Çocuk, acı içinde inleyip nefes verirken Jungkook Hyung'unun yanına hızlıca gelmiş elini elinin üstüne yerleştirmişti. "Namjoon hyung, sertçe davranırsan hiç konuşmayacağını ve onu o zaman öldürmen gerektiğini biliyorsun değil mi? Bırak lütfen." demiş ve Namjoon'un elini geriye ittirerek gözlerini kapamıştı.

Acele ile hemen karşısındaki çocuğun kabanını üstünden çıkarmış ve üzerinde ki yırtık tişörtü çıkartmasını sağlayarak kolundaki derin yarayı incelemişti. İçtiği sigara yüzünden hafiften siyahlaşan ellerini yaranın üstünde gezdirip genç çocukla göz göze geldiklerinde karşısındaki genç bacaklarını kendisine doğru çekmiş ve "Kaçarken, kaçarken oldu. beni yanlış anlamanızı istemem, sadece kurşun kolumu sıyırdı." diyerek Jungkook'un çekinerek yüzüne bakmıştı.

Jungkook gencin sesinin inceliğine, masumluğuna yüzündeki çok hafif tebessümle karşılık verince başını Yoongi'ye çevirip "Hyung, revirden bir şeyler bulabilir misin? yarasını iyileştirdikten sonra gerisini düşünürüz olur mu?" diyerek Namjoon'a bir şeyler demek istercesine gözlerinin içine bakmıştı. Namjoon bir kaç kere gözlerini kırpıştırmış ve arka odalardan birisine geçerek banyoya girmişti.

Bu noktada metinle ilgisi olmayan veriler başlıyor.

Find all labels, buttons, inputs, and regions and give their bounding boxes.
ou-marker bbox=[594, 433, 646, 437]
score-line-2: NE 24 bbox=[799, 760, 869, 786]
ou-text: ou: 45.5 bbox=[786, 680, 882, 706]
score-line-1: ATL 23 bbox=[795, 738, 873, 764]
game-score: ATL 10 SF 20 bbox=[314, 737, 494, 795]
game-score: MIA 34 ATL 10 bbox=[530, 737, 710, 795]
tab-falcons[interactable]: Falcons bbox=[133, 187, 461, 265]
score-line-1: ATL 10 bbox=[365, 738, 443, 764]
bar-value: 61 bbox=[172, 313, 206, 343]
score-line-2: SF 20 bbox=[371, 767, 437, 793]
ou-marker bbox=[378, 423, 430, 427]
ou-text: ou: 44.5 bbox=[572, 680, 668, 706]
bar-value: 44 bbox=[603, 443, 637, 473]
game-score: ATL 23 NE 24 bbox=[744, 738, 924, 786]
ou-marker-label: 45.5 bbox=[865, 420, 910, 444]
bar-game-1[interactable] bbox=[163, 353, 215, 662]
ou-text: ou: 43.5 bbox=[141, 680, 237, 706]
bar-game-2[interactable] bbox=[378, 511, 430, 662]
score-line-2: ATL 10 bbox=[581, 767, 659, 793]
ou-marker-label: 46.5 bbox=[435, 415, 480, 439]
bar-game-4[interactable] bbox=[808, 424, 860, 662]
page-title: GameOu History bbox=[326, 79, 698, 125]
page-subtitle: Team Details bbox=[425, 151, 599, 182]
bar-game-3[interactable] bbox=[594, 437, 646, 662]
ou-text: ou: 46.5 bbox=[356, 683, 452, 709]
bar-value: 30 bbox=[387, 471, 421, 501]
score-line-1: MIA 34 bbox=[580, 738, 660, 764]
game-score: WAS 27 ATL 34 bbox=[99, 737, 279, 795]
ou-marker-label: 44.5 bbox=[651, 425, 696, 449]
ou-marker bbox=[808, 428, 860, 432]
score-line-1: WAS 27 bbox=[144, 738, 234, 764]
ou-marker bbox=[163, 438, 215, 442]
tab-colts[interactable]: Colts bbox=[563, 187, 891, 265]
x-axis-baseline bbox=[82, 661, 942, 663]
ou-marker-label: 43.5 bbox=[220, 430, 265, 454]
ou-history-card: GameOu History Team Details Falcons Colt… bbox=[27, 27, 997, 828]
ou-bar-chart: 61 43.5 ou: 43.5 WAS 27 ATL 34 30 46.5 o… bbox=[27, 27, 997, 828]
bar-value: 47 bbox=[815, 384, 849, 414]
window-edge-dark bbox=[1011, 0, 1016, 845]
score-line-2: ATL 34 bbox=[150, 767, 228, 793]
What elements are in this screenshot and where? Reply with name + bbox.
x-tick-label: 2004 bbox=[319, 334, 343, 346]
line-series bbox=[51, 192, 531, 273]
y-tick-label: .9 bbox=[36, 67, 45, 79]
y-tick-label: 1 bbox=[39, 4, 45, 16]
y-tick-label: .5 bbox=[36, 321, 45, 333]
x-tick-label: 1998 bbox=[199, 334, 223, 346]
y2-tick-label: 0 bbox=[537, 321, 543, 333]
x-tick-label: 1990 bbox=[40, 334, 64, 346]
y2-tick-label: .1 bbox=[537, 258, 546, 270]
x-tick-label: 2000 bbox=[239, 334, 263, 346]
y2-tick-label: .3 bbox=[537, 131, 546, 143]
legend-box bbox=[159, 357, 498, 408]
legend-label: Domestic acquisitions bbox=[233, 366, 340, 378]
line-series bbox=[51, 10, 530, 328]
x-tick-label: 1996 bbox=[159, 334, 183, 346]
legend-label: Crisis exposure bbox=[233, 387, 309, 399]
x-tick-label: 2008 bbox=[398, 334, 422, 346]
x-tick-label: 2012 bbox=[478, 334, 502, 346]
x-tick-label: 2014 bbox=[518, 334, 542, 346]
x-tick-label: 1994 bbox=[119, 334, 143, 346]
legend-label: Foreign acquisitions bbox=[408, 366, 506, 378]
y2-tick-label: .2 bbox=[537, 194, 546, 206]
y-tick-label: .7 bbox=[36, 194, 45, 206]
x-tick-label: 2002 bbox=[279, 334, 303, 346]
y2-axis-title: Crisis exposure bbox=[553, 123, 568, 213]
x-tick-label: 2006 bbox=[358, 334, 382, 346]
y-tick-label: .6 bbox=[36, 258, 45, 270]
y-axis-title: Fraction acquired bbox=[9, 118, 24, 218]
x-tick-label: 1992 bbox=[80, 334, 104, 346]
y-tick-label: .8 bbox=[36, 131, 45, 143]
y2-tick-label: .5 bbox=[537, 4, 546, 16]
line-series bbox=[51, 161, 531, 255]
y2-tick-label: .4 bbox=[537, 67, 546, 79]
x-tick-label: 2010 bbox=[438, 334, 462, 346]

İki genç, odada yalnız kaldıklarında Jungkook gencin karşısına oturmuş ve sigarasını cebinden çıkarıp boynundaki tüfeği hemen masanın üstüne bırakmıştı.
Cebindeki çakmağı ile hızlıca sigarasını yakarak ölümü dudaklarının arasına koymuş ve bakışlarını etrafta gezdirerek gözleri tekrardan ona bakan genci bulmuştu.